A World Without You

“With what?” I don’t bother hiding my anger; my eyes are on the twisted picture of the girl I love and the lies surrounding her face.

“I want to look at what Dr. Franklin has in his office,” Ryan says. “The video feeds of our sessions are gone, and that’s good, but there are paper records too, records that might lead to me getting the shaft.”

“Go away,” I say. I don’t care what Ryan wants.

“Fine. But Sofía’s records are in there too.”

My eyes flash to his. He’s always trying to manipulate me. “I said, go away.”

“Yours too. Don’t you want to know what the Doctor is saying about you? What’s going on your permanent record? What if he recommends that you go to the loony bin like Harold?”

“If I agree to help you, will you leave me alone?”

“Tonight, an hour after lights-out.”

“Fine.”

Ryan pushes himself off the desk he was leaning against and saunters away.

The farther he goes, the more the screen flickers and fades, the damning headline replaced by the original. I watch as the words Sofía Muniz, 17, was found dead last night change into Sofía Muniz, 17, has been reported missing.

I turn around in my seat, glaring at Ryan as he disappears into the shelves.

He did this.





CHAPTER 54




When Ryan punched the wall, it rippled. When he got close to the screen, it changed, and when he left, it changed back.

This whole time I thought it was the officials who were manipulating our reality. But that doesn’t really make sense, does it? If they wanted to use us for our powers, they wouldn’t have made us forget them.

But Ryan . . . he never forgot. Not because he could protect himself from the officials, but because he was the one creating the false reality.

Ryan is a telepath. He could change the videos. He’s been pushing the boundaries of his powers since he got here. He knows exactly how to mess with someone’s mind. He’s messed with our heads before, and his powers have only been growing—far beyond anything we ever thought possible. Beyond anything the Doctor or anyone else could control.
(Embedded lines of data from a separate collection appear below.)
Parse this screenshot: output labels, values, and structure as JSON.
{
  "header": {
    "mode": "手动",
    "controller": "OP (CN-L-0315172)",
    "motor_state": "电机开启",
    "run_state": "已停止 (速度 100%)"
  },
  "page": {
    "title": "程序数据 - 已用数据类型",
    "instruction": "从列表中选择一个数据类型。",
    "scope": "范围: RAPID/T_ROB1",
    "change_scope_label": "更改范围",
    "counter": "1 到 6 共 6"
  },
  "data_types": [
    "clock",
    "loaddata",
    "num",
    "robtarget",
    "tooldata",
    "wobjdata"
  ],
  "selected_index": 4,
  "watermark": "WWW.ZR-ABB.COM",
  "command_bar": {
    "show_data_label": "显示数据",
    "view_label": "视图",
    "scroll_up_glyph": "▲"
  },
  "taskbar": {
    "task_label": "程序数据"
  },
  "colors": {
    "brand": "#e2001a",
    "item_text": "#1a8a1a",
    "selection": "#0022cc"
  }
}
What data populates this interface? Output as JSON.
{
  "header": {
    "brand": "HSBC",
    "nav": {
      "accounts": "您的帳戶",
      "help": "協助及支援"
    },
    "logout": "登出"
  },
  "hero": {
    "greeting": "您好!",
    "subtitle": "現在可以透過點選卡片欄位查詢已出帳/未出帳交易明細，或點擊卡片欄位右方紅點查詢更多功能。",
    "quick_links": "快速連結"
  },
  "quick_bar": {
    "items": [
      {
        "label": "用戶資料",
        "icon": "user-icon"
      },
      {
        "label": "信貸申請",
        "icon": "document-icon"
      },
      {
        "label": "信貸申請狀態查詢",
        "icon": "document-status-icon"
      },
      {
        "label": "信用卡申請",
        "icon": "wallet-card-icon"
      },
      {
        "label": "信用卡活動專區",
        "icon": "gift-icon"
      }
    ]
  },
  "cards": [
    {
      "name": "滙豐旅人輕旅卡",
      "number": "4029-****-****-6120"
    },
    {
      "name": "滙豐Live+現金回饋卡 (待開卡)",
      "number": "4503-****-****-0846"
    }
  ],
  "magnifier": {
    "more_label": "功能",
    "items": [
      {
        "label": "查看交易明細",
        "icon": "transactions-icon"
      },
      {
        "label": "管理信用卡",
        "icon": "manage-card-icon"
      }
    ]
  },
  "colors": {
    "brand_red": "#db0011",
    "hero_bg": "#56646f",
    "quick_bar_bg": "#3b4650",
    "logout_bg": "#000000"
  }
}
It must have scared him when the officials arrived. He had to have known from the start that the academy was in danger of closing. Maybe this all started out as a way to save the school and make the officials go away, but if Ryan had good intentions at the beginning, his desperation has twisted them. The officials are gone, and he’s still maintaining an illusion that no one has powers. He can’t stop the school from closing—that’s out of his grasp—but he can stop everyone else from remembering who they really are. He can stop the officials from sending him to another academy.

? ? ?

As soon as Ryan is out of the library, I waste no time in calling up the timestream. For a moment, I’m worried it won’t work.

But it’s there. All of time, laid out before me, strings floating atop a river, tangling and weaving together into beautiful chaos. I work hurriedly, finding a date when I can see Sofía in the past. The red string connecting me to Sofía is as slender as a hair, but it cuts my finger like a razor when I touch it. I snatch my hand back, sucking on the blood springing up.

I grab the string again, with my whole hand, not just wrapping my finger around it. It slices into me, and I grit my teeth against the pain.

I have to do this.

I feel my bones crunch, squeezed together by the red string as I wind it around my palm. Blood makes my hand slick and warm. I can’t let go.

I can’t let go.

The pain disappears. I look down and the string is gone, along with the blood.

Sofía stands in front of me.

“Hi,” I say.

She smiles, but the happiness doesn’t reach her eyes. “What are you doing here?” she asks.

“I had to see you.”

“You have to go.”

I shake my head, crossing the short distance between her and me. “No,” I say.

“You have to.”

I want to tell her everything, but time won’t let me. So I just say, “Things are bad right now.”

“You’ve been coming to me in the past,” Sofía says. “I figure something is wrong with the future—I mean, the present. Your present. Am I right?”

I nod.

“And I’m not there to help you.”

I nod again. I expect time to snap me back at any minute, but it doesn’t. We’re both still here. “I was afraid,” I say tentatively, still testing the boundaries of time.

“Of what?”

“That my powers weren’t real.”

For a brief second, everything wavers. Colors shift and swirl in and out of one another. Everything stutters . . . except for Sofía. She is still in front of me, real and vivid and true.

She reaches up and puts the flats of her hands against the sides of my face. Her skin is cool and calming. “But Bo,” she says, “what if I’m not real? What if none of this is real?”